Ville de Lac-Mégantic

Aux portes de l’abdication

Dans un récent article du Globe and Mail consacré à ce que vivent les gens de Lac-Mégantic, il y a cette déclaration écrite du CP, sans doute passée au peigne fin et au tamis des responsables des communications et de leur batterie d’avocats: «Le CP ne fait pas partie des responsables du déraillement de Lac-Mégantic, car le train n’était pas conduit par des employés du CP ou ne voyageait pas sur des voies du CP, et il n’était pas propulsé par des locomotives du CP. De plus, le CP n’était pas propriétaire des wagons ou des produits impliqués dans le déraillement. Le CP croit que les victimes de cette terrible tragédie devraient être indemnisées. Le CP croit que l’indemnisation doit provenir des responsables.» Voilà, la cause est entendue, n’en déplaise au gouvernement du Québec et aux avocats du Recours collectif qui poursuivent la multi puissante multinationale, qui va recevoir, sur un plateau d’argent, un cadeau pesant au minimum un demi milliard de dollars puisés dans vos poches, pour se construire un tronçon de rail haute vitesse.

Alors, la question se pose: qui sommes-nous face à cette puissante machine, qui fait chauffer sa locomotive de tête par Transports Canada? Nous, la masse des «résilients», devenus pour la grande majorité des résignés.

En terminant la lecture d’une lettre d’opinion dans Le Devoir du 10 mai sous le titre «De la résignation comme résistance» de Francis Ouellette, j’ai soudain compris pourquoi je me sentais si intellectuellement fatigué, avec un cerveau plein de trous comme une tranche de fromage suisse. Le gars expliquait pourquoi il avait dit «non» à sa voisine militante qui l’invitait à prendre part à une marche organisée par le groupe Mères au front. «Pourquoi mon refus s’est-il imposé si délibérément en guise de réponse? Parce que j’ai abdiqué. Quelque chose a cédé, tout simplement. Je ne saurais dire avec précision le moment où ce processus de résignation a débuté. Pourtant, j’ai été élevé en militant et j’étais de tous les combats.» Récipiendaire de la médaille du Gouverneur général pour son travail humanitaire, la violence et l’horreur du monde, pour lui, ont toujours un poids, une odeur, une couleur. Son hypersensibilité lui a-t-elle donné une longueur d’avance dans la course effrénée pour la survie du monde ? «C’est tout le contraire qui se produit en ce moment. La situation m’a drainé, épuisé. Tétanisé serait le mot adéquat. Au début, j’étais enragé de ma totale impuissance. Ma colère s’est lentement muée en révulsion, une sorte de dégoût de moi-même et de notre indolence collective, pour devenir au final de la pure résignation. (…) Comment faire pour vivre dans ce contexte? Une minute à la fois, je suppose. Non pas en nous déresponsabilisant, mais en se rappelant aussi qu’il y a des limites aux chapeaux que peuvent nous faire porter les maîtres du monde. Chose étrange, c’est quand je regarde mes enfants vivre que je n’ai pas peur. Je ne sais pas trop pourquoi. C’est peut-être parce que je ressens que notre génération a déjà terminé son tour de piste. Je prépare mes enfants un peu plus chaque jour pour la suite du monde à (re)construire. Je réserve mon amour, ma douceur et ma force pour ma tribu. Le projet collectif, que dis-je, celui de la civilisation est devenu trop grand pour moi, à l’instar de ma fatigue.»

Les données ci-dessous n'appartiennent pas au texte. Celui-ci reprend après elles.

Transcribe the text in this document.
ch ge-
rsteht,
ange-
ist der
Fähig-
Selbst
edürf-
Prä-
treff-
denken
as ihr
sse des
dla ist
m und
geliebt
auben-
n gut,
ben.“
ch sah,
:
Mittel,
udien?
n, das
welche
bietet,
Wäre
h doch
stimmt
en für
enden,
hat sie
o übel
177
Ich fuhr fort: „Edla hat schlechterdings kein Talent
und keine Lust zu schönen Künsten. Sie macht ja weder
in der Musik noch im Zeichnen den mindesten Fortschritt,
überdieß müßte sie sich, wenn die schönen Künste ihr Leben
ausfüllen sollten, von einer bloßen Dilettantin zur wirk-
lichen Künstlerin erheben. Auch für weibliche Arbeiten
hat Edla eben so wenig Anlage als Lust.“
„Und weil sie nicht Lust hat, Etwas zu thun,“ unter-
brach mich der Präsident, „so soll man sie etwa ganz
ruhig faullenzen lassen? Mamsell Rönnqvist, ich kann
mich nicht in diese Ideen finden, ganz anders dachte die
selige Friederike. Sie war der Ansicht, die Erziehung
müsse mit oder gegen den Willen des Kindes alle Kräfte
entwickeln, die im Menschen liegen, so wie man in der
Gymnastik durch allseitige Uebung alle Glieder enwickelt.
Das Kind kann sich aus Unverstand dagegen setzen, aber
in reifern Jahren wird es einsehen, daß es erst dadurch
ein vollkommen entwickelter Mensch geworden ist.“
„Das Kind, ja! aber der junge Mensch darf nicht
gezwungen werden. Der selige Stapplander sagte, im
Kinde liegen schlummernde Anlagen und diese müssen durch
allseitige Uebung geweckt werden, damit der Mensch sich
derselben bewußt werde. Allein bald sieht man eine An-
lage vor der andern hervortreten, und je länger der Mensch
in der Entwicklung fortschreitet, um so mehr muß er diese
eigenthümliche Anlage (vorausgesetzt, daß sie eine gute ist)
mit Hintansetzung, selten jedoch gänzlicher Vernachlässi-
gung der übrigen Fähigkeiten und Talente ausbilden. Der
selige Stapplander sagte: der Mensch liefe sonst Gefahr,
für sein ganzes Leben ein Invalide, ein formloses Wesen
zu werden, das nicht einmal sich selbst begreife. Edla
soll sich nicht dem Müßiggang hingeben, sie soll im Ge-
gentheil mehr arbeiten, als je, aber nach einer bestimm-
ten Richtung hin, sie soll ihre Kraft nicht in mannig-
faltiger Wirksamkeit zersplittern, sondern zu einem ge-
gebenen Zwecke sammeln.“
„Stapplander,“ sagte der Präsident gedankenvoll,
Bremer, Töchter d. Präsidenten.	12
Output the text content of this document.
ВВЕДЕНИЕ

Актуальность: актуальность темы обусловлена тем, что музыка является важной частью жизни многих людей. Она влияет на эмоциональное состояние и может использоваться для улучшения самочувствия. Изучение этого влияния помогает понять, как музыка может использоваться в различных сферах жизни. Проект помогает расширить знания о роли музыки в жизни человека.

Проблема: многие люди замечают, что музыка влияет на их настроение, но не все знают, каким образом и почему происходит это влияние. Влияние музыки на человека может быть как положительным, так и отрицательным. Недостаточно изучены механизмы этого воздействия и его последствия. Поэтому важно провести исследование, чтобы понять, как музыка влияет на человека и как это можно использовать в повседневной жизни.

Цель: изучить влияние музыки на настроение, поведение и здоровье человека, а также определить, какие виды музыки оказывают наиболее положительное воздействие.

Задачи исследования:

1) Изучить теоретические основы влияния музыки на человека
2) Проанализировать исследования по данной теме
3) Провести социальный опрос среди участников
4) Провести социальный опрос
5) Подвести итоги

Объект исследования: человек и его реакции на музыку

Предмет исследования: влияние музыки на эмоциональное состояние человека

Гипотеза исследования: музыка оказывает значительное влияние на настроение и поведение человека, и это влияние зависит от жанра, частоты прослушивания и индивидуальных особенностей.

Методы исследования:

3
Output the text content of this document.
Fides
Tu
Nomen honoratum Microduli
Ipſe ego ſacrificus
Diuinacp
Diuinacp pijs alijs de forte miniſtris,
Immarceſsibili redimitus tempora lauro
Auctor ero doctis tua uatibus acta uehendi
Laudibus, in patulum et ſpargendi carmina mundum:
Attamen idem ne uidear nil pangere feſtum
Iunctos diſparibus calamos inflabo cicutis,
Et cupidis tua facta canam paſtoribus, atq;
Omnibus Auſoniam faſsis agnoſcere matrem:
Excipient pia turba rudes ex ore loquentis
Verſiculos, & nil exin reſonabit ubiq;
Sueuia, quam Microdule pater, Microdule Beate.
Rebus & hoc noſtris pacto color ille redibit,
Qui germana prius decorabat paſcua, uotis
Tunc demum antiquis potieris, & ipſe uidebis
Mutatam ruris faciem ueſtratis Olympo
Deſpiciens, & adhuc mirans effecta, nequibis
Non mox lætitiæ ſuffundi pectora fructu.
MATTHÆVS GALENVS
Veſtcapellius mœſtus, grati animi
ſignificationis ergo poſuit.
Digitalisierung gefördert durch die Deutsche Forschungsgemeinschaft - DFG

Cette résignation, ici, est le lot de plusieurs. Mais pas de tous! Mes deux meilleures sonneuses d’alerte se sont signalées ces derniers jours. L’une a 84 ans, l’autre en a 97! Elles gardent la flamme des combattantes et ne me demandez pas comment elles font. À la fois courageuses et insensées. La plus «jeune» des deux, Yolande, sonne la charge avec un «front de bœuf» contre CP et Transports Canada qui l’attaquent de front sur ses terres et les terres de ses voisins. Elle a raison, Yolande, lorsqu’elle dit que personne ne devrait rester indifférent avec ce projet pharaonique que tout le monde va payer de ses poches. L’autre m’a ouvert les yeux sur un enjeu beaucoup plus local, les travaux de la rue Laval. Ce sont ces regards-là si précieux sur nos enjeux de société qu’on perd de vue. A-t-on baissé les bras trop vite collectivement?